はじめてのアーユルヴェーダ -キホン編-

いま注目の予防医学!未病を防ぐために必要とされるアーユルヴェーダ

最近、未病という言葉をしばしば耳にするようになりました。これは中国医学の用語で『黄帝内経素門』に記載されたもので、已病【いびょう】(既に病んだ状態)に対する用語です。つまり、「未だ病まざる状態」ということです。

3つの医学の病気と健康の位置づけを比べたものです。

現代の西洋医学は、病気でなければ、健康という定義を下す傾向にあります。しかし、中国医学あるいは漢方医学では、病気が発病する前の状態を未病として定義し、その前に手を打つことをすすめています。病気になってから対処するのでは、あたかも干ばつが起きてから井戸を掘るようなものだというのです。まさに現代医学の盲点をついた概念でしょう。

このように伝統医学では、病気が進展する前に対処するという予防医学的概念が主流でした。これらの伝統医学の中でもアーユルヴェーダの未病理論は中国医学よりもさらに徹底しています。中国医学で未病としている状態を、さらに4つに細分化することで、病気の過程を克明に観察し、それを紡ぐ手だてを持っていたのです。

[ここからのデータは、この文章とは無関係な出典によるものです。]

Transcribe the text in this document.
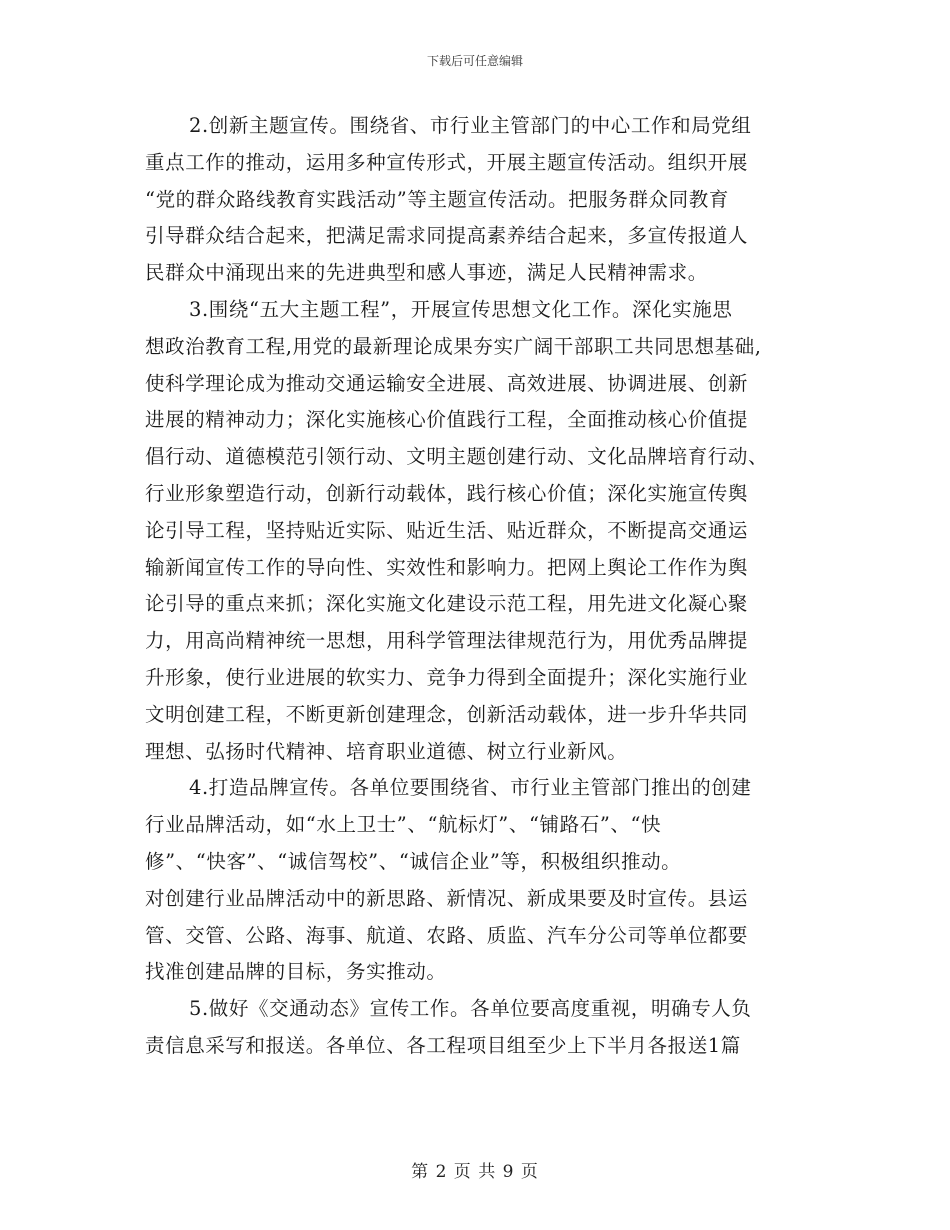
下载后可任意编辑

2.创新主题宣传。围绕省、市行业主管部门的中心工作和局党组

重点工作的推动，运用多种宣传形式，开展主题宣传活动。组织开展

“党的群众路线教育实践活动”等主题宣传活动。把服务群众同教育

引导群众结合起来，把满足需求同提高素养结合起来，多宣传报道人

民群众中涌现出来的先进典型和感人事迹，满足人民精神需求。

3.围绕“五大主题工程”，开展宣传思想文化工作。深化实施思

想政治教育工程,用党的最新理论成果夯实广阔干部职工共同思想基础,

使科学理论成为推动交通运输安全进展、高效进展、协调进展、创新

进展的精神动力；深化实施核心价值践行工程，全面推动核心价值提

倡行动、道德模范引领行动、文明主题创建行动、文化品牌培育行动、

行业形象塑造行动，创新行动载体，践行核心价值；深化实施宣传舆

论引导工程，坚持贴近实际、贴近生活、贴近群众，不断提高交通运

输新闻宣传工作的导向性、实效性和影响力。把网上舆论工作作为舆

论引导的重点来抓；深化实施文化建设示范工程，用先进文化凝心聚

力，用高尚精神统一思想，用科学管理法律规范行为，用优秀品牌提

升形象，使行业进展的软实力、竞争力得到全面提升；深化实施行业

文明创建工程，不断更新创建理念，创新活动载体，进一步升华共同

理想、弘扬时代精神、培育职业道德、树立行业新风。

4.打造品牌宣传。各单位要围绕省、市行业主管部门推出的创建

行业品牌活动，如“水上卫士”、“航标灯”、“铺路石”、“快

修”、“快客”、“诚信驾校”、“诚信企业”等，积极组织推动。

对创建行业品牌活动中的新思路、新情况、新成果要及时宣传。县运

管、交管、公路、海事、航道、农路、质监、汽车分公司等单位都要

找准创建品牌的目标，务实推动。

5.做好《交通动态》宣传工作。各单位要高度重视，明确专人负

责信息采写和报送。各单位、各工程项目组至少上下半月各报送1篇

第 2 页 共 9 页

そのような、疾病の進展する過程は、トリドーシャのバランス状態によって分類されています。
ドーシャがバランスを崩すということは、増大しすぎるという意味ですが、増大したドーシャは、一定の部位に蓄積してきます。そこで、増悪して、局所的な症状を発生するようになります。
それがさらに進展すると、全身に播種【はしゅ】(散らばること)して、全身的な異常になってきます。そうなりますと、全身の弱い部位(抵抗減弱部位)にたまって極在化するようになります。その後、症状が明らかになり、最終的には慢性化することになるのです。

このようにアーユルヴェーダ的に見ていくと、慢性疾患がいかに長い過程で作られるかということが理解できるのです。最近、現代医学の研究からも、癌が10数年かかって発症することがわかってきました。まさにアーユルヴェーダの未病の状態で、すでに癌などの芽が出ていると考えられます。その段階で、アーユルヴェーダ的な診断を受けて、異常ありとされ治療を受けていれば、現代的な疾病の発生を予防できる可能性はあります。予防医学が注目される現代において、未病を治療するアーユルヴェーダが必要とされる可能性は大きいでしょう。